While we waited for Brad to set up the DRCs, we continued our demolition of the 1975 Dom that Ron had brought along to ease the tedium of the chauffeured-drive from Orlando to Tampa. The Dom exhibited notes of lemon custard, creme brûlée, coffee, nuts, and a slight oxidation. On the palate still lively, with butterscotch, lemon peel, burnt orange, and a hint of tannin. Ron got lemon butter creme brûlée, toffee and roasted hazelnuts and expressed a particular liking for the "slight sherry oxidative notes" that can be found in older Champagnes. He also noted an "amazing acidity and ... nice, fine bubbles."
The first wine tasted in our DRC mini-horizontal was the 2000 Grands Echezeaux. This wine was initially highly floral -- lavender -- to accompany notes of petrol, cherries, and coconut. On the palate this wine was peppery and saline with drying tannins. Initially non-complex, acidic, and lacking a full, round mouthfeel. The finish was medium length. As the wine evolved in the glass, it developed weight but the fruit remained muted and the length remained a challenge. Ron noted cherries and tobacco leaf. He felt that the wine was probably 5 years away from its peak; "It took a while but started to open and strut its stuff." He agreed with my assessment of weight gain over time.
The second bottle was the 2000 Richebourg and this was served simultaneously with my escargot appetizer.

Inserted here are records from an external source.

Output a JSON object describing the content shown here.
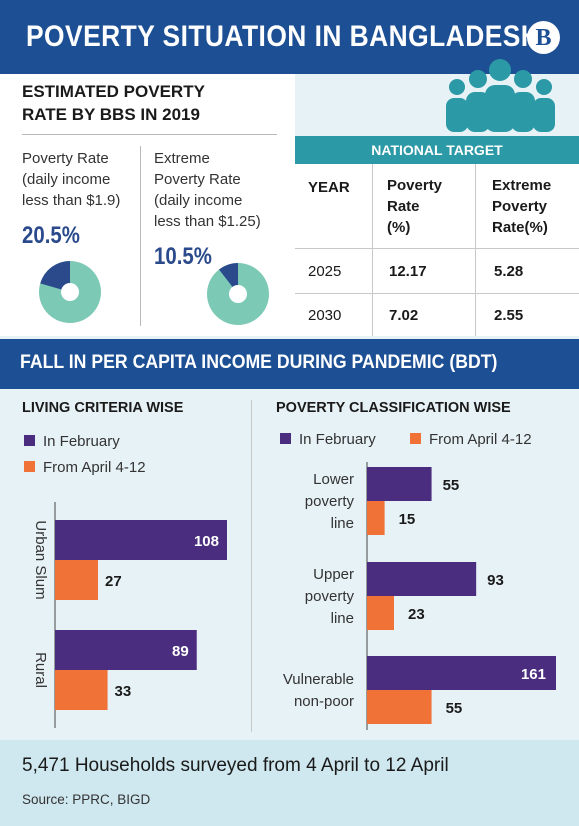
{
  "header": {
    "title": "POVERTY SITUATION IN BANGLADESH",
    "logo_letter": "B"
  },
  "estimate": {
    "heading_line1": "ESTIMATED POVERTY",
    "heading_line2": "RATE BY BBS IN 2019",
    "poverty": {
      "label_lines": [
        "Poverty Rate",
        "(daily income",
        "less than $1.9)"
      ],
      "value": "20.5%",
      "fraction": 0.205
    },
    "extreme": {
      "label_lines": [
        "Extreme",
        "Poverty Rate",
        "(daily income",
        "less than $1.25)"
      ],
      "value": "10.5%",
      "fraction": 0.105
    }
  },
  "colors": {
    "navy": "#1c4f93",
    "teal": "#2b99a6",
    "donut_light": "#7cc9b5",
    "donut_dark": "#2a4a8c",
    "bar_purple": "#4b2d7f",
    "bar_orange": "#f07236"
  },
  "national_target": {
    "title": "NATIONAL TARGET",
    "headers": {
      "year": "YEAR",
      "poverty": [
        "Poverty",
        "Rate",
        "(%)"
      ],
      "extreme": [
        "Extreme",
        "Poverty",
        "Rate(%)"
      ]
    },
    "rows": [
      {
        "year": "2025",
        "poverty": "12.17",
        "extreme": "5.28"
      },
      {
        "year": "2030",
        "poverty": "7.02",
        "extreme": "2.55"
      }
    ]
  },
  "band": {
    "title": "FALL IN PER CAPITA INCOME DURING PANDEMIC (BDT)"
  },
  "chart_data": [
    {
      "type": "bar",
      "orientation": "horizontal",
      "title": "LIVING CRITERIA WISE",
      "categories": [
        "Urban Slum",
        "Rural"
      ],
      "series": [
        {
          "name": "In February",
          "values": [
            108,
            89
          ]
        },
        {
          "name": "From April 4-12",
          "values": [
            27,
            33
          ]
        }
      ]
    },
    {
      "type": "bar",
      "orientation": "horizontal",
      "title": "POVERTY CLASSIFICATION WISE",
      "categories": [
        [
          "Lower",
          "poverty",
          "line"
        ],
        [
          "Upper",
          "poverty",
          "line"
        ],
        [
          "Vulnerable",
          "non-poor"
        ]
      ],
      "series": [
        {
          "name": "In February",
          "values": [
            55,
            93,
            161
          ]
        },
        {
          "name": "From April 4-12",
          "values": [
            15,
            23,
            55
          ]
        }
      ]
    }
  ],
  "footer": {
    "text": "5,471 Households surveyed from 4 April to 12 April",
    "source": "Source: PPRC, BIGD"
  }
}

The cheese- and garlic-heavy escargot paired well with the wine.
The Richebourg was much darker at the core than the Grand Ech and had a floral nose with tar and petrol at the back end. My first thought was that someone had messed up and put a Barolo in a DRC bottle. As the wine evolved, notes of strawberry, watermelon, cigar box and cedar box became apparent. On the palate, spice, great acidity, and a very long finish. This is an extremely high quality wine.

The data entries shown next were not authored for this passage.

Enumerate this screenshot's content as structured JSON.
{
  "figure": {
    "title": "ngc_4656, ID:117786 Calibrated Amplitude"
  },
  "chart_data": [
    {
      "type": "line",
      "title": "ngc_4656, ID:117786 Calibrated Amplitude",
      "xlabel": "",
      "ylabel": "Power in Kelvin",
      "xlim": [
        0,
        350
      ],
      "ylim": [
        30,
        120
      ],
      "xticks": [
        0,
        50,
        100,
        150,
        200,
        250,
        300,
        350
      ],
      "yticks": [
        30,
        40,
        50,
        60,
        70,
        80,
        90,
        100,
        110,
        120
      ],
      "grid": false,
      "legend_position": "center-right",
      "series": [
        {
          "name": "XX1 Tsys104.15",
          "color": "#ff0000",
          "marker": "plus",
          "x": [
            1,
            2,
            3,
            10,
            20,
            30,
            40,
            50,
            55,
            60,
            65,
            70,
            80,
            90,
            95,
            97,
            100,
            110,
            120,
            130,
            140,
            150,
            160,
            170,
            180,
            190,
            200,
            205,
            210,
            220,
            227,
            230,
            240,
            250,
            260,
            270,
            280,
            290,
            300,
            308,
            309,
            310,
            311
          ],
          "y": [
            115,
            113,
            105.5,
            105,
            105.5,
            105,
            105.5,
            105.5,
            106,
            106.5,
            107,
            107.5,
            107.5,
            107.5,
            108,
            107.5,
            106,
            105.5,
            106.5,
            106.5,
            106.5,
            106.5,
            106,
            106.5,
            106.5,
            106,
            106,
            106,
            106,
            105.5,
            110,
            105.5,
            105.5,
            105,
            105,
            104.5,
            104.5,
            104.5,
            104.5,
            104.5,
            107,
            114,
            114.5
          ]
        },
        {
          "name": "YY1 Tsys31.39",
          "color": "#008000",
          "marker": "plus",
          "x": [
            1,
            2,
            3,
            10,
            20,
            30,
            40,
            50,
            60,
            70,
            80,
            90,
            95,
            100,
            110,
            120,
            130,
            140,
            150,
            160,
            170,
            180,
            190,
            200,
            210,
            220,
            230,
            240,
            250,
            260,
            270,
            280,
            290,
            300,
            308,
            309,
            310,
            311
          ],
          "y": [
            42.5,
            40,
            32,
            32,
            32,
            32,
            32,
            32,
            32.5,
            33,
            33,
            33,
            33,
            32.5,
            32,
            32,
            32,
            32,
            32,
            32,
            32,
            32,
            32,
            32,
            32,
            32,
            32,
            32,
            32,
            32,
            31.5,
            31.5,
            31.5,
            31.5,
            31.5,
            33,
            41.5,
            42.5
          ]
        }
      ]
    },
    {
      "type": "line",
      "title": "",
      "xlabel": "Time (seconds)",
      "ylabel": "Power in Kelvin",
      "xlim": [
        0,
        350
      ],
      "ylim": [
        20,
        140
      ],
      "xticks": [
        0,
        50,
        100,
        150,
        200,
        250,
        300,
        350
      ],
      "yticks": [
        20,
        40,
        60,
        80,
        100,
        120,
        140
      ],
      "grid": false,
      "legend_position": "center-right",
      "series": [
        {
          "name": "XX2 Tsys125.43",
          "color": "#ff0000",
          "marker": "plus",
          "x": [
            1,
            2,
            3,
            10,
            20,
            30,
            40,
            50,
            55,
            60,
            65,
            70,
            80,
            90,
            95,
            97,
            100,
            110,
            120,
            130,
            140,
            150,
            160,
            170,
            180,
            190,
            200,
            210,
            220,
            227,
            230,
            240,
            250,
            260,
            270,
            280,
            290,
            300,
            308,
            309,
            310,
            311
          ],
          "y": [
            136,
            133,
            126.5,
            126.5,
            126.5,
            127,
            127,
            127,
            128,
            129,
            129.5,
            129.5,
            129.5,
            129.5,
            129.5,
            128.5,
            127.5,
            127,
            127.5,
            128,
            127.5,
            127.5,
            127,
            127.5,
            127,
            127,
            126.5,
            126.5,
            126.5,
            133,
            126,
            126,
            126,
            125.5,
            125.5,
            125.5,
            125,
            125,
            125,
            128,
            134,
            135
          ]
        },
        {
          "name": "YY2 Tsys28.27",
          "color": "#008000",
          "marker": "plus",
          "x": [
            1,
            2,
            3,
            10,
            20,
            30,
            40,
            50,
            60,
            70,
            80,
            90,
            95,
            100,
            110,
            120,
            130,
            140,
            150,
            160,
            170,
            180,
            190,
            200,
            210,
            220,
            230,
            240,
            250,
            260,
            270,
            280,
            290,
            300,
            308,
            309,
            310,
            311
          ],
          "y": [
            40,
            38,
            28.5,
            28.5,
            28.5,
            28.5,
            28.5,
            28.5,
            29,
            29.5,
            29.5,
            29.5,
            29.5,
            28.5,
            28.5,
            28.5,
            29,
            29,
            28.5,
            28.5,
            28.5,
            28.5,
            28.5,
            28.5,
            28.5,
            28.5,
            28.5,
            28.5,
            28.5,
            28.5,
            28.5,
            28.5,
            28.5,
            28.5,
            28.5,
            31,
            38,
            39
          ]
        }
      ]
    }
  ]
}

The 2000 La Tâche was even darker at the core than was the Richebourg. Talcum powder and chalkiness on the nose. Over time the talcum powder evolved into soy. Rose petals tea, coffee, burnt tobacco, smoke, coffee grounds, nutmeg, and menthol. Power and weight on the palate along with bright acidity, non-aggressive tannins, and a long, drying finish. Ron characterized this as "another big step up." In his words, "the aromatics really soared after 1 hour in the glass." My La Tâche was accompanied by a robust Lobster Bisque.

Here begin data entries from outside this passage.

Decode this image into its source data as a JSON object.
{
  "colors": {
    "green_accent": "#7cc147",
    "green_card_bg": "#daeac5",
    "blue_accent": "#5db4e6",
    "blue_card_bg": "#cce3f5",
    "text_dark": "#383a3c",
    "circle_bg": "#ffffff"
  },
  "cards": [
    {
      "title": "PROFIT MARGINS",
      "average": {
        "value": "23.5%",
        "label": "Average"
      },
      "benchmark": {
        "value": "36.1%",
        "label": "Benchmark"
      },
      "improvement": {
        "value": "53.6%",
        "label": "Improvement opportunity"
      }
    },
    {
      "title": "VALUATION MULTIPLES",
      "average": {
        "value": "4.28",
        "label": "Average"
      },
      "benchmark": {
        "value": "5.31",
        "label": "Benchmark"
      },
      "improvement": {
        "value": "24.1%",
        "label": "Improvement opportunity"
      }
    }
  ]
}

By this time my steak had arrived and Brad suggested a 1949 Canon in mag to accompany. This wine was replete with dried figs, tamarind, and mahogany. Wild red cherries, freshly turned earth, sweet tobacco, and a musty old closet. A little Brett. A herbaceousnes which Brad characterized as a hallmark of aging Cab Francs. A Burgundy lover's Bordeaux. Tamarind on the palate. Its acidity supported a long, sour finish.
|Strip, Organic Carrots, Collard Greens, Onion Rings|
At this time dessert was on offer but I was done. My table mates went on to indulge. I joined Ron for a 1907 and 1908 Madeira while the wives pursued Cognacs and Armagnacs.
Another excellent night together. The Canon was a little tired and the Grand Ech was low man on the DRC totem pole. The La Tache was, definitively, the wine of the night. So we rolled over to our room at the Epicurean across the street from Bern's while the Siegels began the long trek back to Orlando. I wish them well.